3) Maintaining accountability. The company must create risk management methods designed to hold employees accountable to helping to create the best experience possible for customers. Even minor employee infractions that could affect the customer experience and how the customer views the company have to be dealt with quickly and aggressively. If a company is not proactive about putting out minor fires in that regard, they can spread quickly and poison the entire culture. The basic goal is to prevent moral hazard, in this context, situations where an employee has a financial incentive that could encourage behavior that benefits the employee and even the company, at the expense of the customer.
Wells Fargo employees were opening unauthorized accounts to keep their jobs and attain bonuses. United Airlines employees called airport police to remove a paid customer from their airplane to save the airline money and headaches associated with getting a crew where they needed them. In both situations, employees sacrificed the needs of the customers and the trust the public places in those companies for their personal or their company’s financial interests.
Placing a trusted and respected individual in the role of a corporate ombudsperson is a good place to start.
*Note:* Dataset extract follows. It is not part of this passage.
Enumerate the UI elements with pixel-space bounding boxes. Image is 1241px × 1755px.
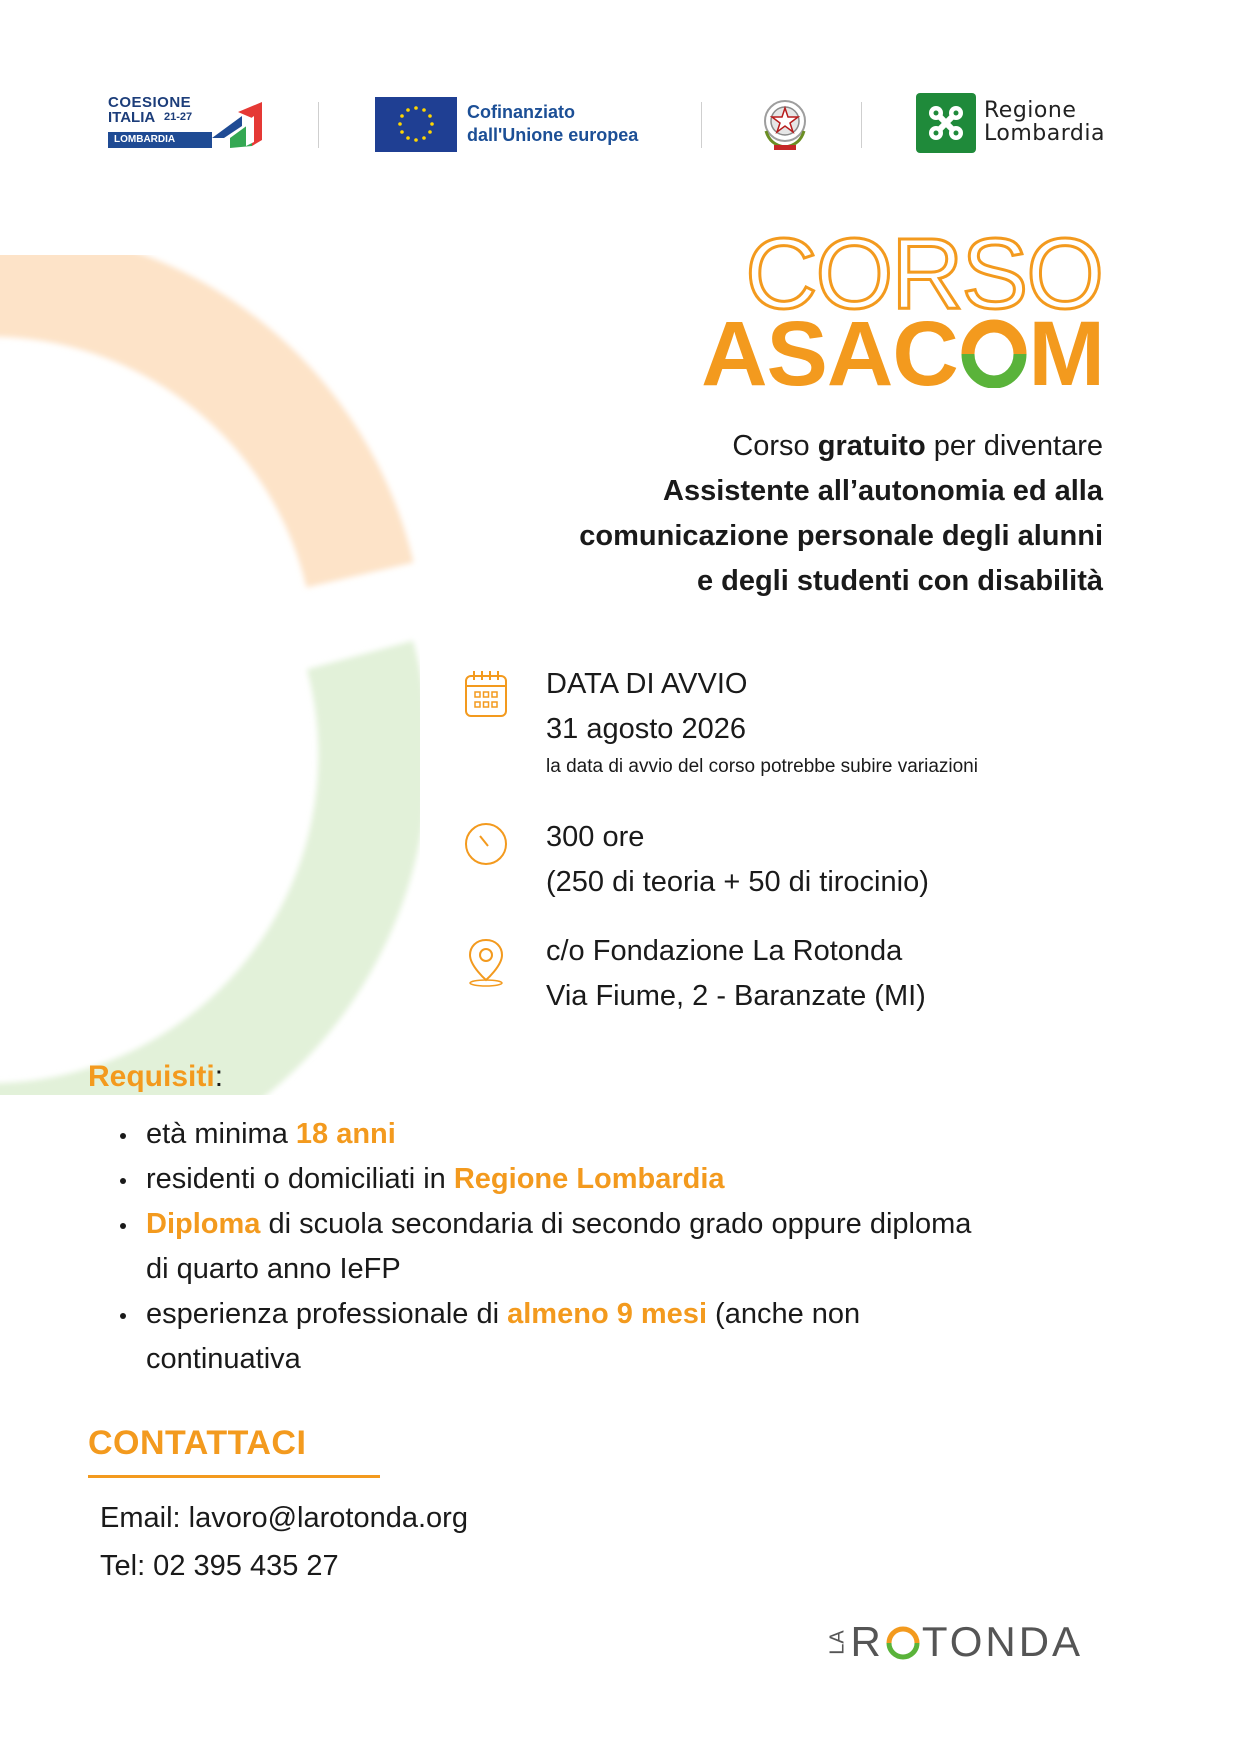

She should be empowered to be the corporate enforcer, tasked with making the company accountable to its own values statement(s). It should be understood that her role is not to generate revenue but trust.
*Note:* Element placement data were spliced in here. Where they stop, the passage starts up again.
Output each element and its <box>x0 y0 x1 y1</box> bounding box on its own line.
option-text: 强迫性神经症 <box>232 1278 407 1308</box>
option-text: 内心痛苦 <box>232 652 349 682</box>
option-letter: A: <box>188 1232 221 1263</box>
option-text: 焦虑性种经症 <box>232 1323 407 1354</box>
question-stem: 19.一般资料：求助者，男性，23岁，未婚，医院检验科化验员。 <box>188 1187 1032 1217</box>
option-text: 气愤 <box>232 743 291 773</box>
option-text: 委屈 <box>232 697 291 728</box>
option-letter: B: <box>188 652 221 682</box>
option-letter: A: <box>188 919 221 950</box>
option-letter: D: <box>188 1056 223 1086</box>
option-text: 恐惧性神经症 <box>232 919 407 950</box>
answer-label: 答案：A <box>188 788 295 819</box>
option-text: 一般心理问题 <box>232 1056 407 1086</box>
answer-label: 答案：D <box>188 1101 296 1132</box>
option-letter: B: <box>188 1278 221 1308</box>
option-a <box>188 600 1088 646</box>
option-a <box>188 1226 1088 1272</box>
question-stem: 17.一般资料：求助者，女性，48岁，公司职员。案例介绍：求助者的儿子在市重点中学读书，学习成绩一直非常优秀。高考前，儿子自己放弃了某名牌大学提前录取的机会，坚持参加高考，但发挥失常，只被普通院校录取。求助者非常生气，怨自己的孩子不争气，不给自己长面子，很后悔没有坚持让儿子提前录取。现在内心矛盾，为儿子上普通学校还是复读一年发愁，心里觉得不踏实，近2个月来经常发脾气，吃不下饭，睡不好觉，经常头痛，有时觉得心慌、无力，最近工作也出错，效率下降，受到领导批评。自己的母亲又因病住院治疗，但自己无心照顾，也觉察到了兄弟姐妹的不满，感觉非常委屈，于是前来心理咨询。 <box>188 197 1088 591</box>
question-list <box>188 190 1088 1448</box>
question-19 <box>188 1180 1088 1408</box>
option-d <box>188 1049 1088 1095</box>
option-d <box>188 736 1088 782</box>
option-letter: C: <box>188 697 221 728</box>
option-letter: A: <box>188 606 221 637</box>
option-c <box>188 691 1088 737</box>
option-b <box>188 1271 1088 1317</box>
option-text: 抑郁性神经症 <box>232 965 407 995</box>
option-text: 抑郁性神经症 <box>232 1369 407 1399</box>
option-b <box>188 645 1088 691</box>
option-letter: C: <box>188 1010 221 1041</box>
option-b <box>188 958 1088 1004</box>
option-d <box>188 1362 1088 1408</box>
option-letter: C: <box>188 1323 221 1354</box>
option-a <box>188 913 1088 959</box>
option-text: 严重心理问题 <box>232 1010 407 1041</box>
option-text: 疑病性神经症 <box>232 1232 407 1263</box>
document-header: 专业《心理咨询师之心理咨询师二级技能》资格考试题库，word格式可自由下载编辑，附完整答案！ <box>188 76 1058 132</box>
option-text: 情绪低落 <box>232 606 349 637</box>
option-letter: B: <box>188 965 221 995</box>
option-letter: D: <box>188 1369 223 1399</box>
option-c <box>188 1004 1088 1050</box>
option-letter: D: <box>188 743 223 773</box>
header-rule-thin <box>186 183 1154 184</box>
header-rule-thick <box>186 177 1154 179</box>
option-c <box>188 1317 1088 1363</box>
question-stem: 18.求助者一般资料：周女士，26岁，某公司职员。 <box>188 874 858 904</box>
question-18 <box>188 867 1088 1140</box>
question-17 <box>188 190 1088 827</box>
Corporate audit teams are also a good idea. A team of employees should be tasked with ensuring that the sales are being made honestly. A big part of this is making sure that the company’s desire for sales and profits does not lead it to incentivize employees to make sales or decisions at the expense of its customers. The company should make a strong commitment to reward the ombudsperson and the audit teams when they prevent and detect fraud or unethical behavior, even if it costs the company money.
Systems should be put in place to assist the ombudsperson and audit team. These systems must be powerful enough that they prevent even the top executives in the company from placing their own interests before those of their customers. In the case of Wells Fargo, complaints about excessive sales goals, undue pressure to meet those sales goals, and the opening of unauthorized accounts made their way all the way to the CEO’s office. Despite that, those concerns were minimized and largely dismissed. It is hard to escape the conclusion that the same executives making tens of millions of dollars as a result of the bank’s unethical sales practices had a powerful incentive to look the other way. One way to structure the risk management system along those lines would be to have the ombudsperson and/or the audit team report directly to the Board of Directors. Another would be, in certain circumstances and when appropriate, to require those individuals or groups to report their concerns directly to a third-party, possibly state and federal regulators.
Creating a customer experience culture requires a true commitment from the entire organization. Strategic planning, daily decision-making, and every choice made in between have to include a conscious evaluation of how it will affect the customer. This goes well beyond delivering a quality product or service at a fair price. Companies must act in a way consistent with their values, treat customers in an ethical manner, and make clear that their focus is their customers.